4.5 Monitoring, Measurement, Analysis and Evaluation
In addition to maintaining the information security management system, it is imperative to monitor and measure its ongoing efforts and results as well. There will be a detailed documented process to identify metrics for specific controls implemented in the company and which will also identify techniques for implementing and reviewing measurements of the identified metrics. The inputs and outputs to the measurements will be reviewed on a regular basis.
4.6 Continual improvement
A SUZUVERSE’s policy about continual improvement is to:
- Continually improve the effectiveness of the ISMS
- Enhance current processes to bring them into line with good practice as defined by ISO/IEC 27001 and related standards
- Achieve ISO/IEC 27001 certification and maintain it on an on-going basis
- Increase the level of proactivity about information security
- Make information security processes and controls more measurable to provide a sound basis for informed decisions
- Review relevant metrics periodically to assess whether it is appropriate to change them, based on collected historical data
- Review ideas for improvement at regular management meetings to prioritize and assess timescales and benefits
4.7 Compliance with legal and contractual requirements
The law of Japan shall be the governing law for the interpretation of these Terms. In addition, regarding this service, the application of the United Nations Convention on Contracts for the International Sale of Goods shall be excluded. In the event of a dispute regarding this service, the court having jurisdiction over the location of our head office shall be the exclusive jurisdictional court.
The Corporate Information Security Policy, as well as the other security policies must be periodically reviewed. This review will happen under the following circumstances:
- Once every 12 months
- If there is a significant change in the technologies in use by the company
- If there is a significant change in the external threat environment, which mandates a review of the risk profile
- If there is a significant change in client requirements/guidelines for information security
- The Information Policy will be disseminated to all the employees and contractors using email.
- All communication related with stakeholder’s media and financial markets will be done by the executive team only on a need basis over press events, conferences, emails.

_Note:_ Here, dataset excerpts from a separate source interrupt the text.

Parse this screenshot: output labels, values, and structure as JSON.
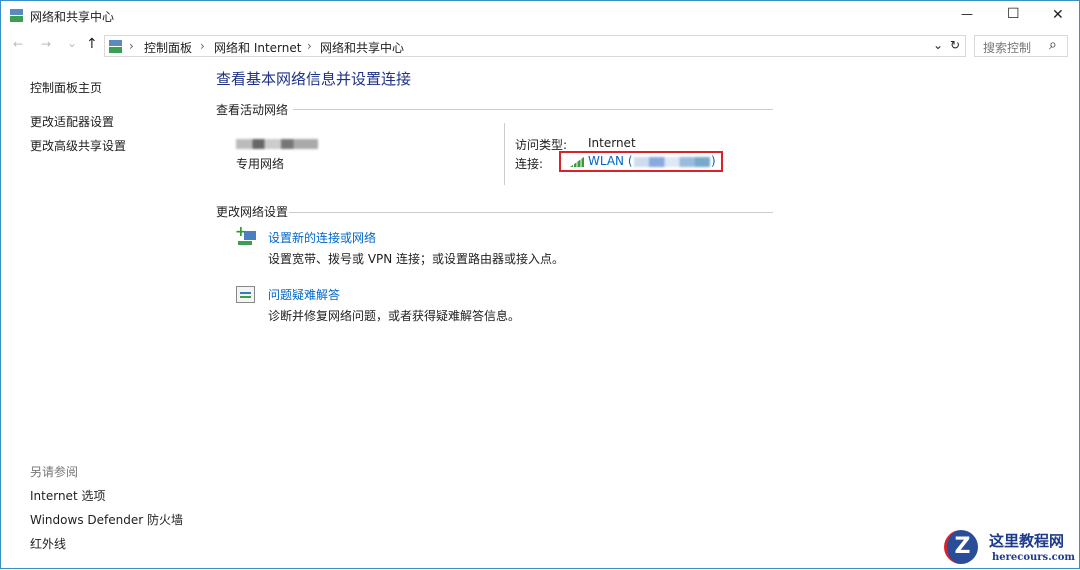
{
  "window": {
    "title": "网络和共享中心",
    "minimize": "—",
    "maximize": "☐",
    "close": "✕"
  },
  "nav": {
    "back": "←",
    "forward": "→",
    "recent": "⌄",
    "up": "↑",
    "breadcrumb": [
      "控制面板",
      "网络和 Internet",
      "网络和共享中心"
    ],
    "sep": "›",
    "dropdown": "⌄",
    "refresh": "↻",
    "search_placeholder": "搜索控制",
    "search_icon": "⌕"
  },
  "sidebar": {
    "items": [
      "控制面板主页",
      "更改适配器设置",
      "更改高级共享设置"
    ],
    "see_also_title": "另请参阅",
    "see_also": [
      "Internet 选项",
      "Windows Defender 防火墙",
      "红外线"
    ]
  },
  "main": {
    "title": "查看基本网络信息并设置连接",
    "active_title": "查看活动网络",
    "network_type": "专用网络",
    "access_label": "访问类型:",
    "access_value": "Internet",
    "connect_label": "连接:",
    "wlan_label": "WLAN (",
    "wlan_close": ")",
    "change_title": "更改网络设置",
    "tasks": [
      {
        "title": "设置新的连接或网络",
        "desc": "设置宽带、拨号或 VPN 连接；或设置路由器或接入点。"
      },
      {
        "title": "问题疑难解答",
        "desc": "诊断并修复网络问题，或者获得疑难解答信息。"
      }
    ]
  },
  "watermark": {
    "title": "这里教程网",
    "url": "herecours.com",
    "letter": "Z"
  }
}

No employees of the organization until authorized by Mr. Jack can connect with media or financial markets
- All employees in their daily work, should operate as representatives and ambassadors of the company and are authorized to speak with clients in alignment with their project and KRA. Inside information shall be kept confidential
- Information on SUZUVERSE website shall be uploaded post approval of Mr.Jack in line with executive committee agreement
- Communication with internal and external stakeholders must be inline with organization stance and strategy and will be done on situation basis Mr.Jack are authorized to communication with external stakeholders in line with contractual requirement
- When speaking at conferences, the presentations should be checked with Mr.Jack.
Necessary disciplinary action will be taken against any employee not following the policies and procedures laid down by the company. Similarly, action will be taken against those employees encouraging/observing such an activity and not reporting the same to the concerned authority. Any employee found to have violated this policy may be subject to disciplinary action.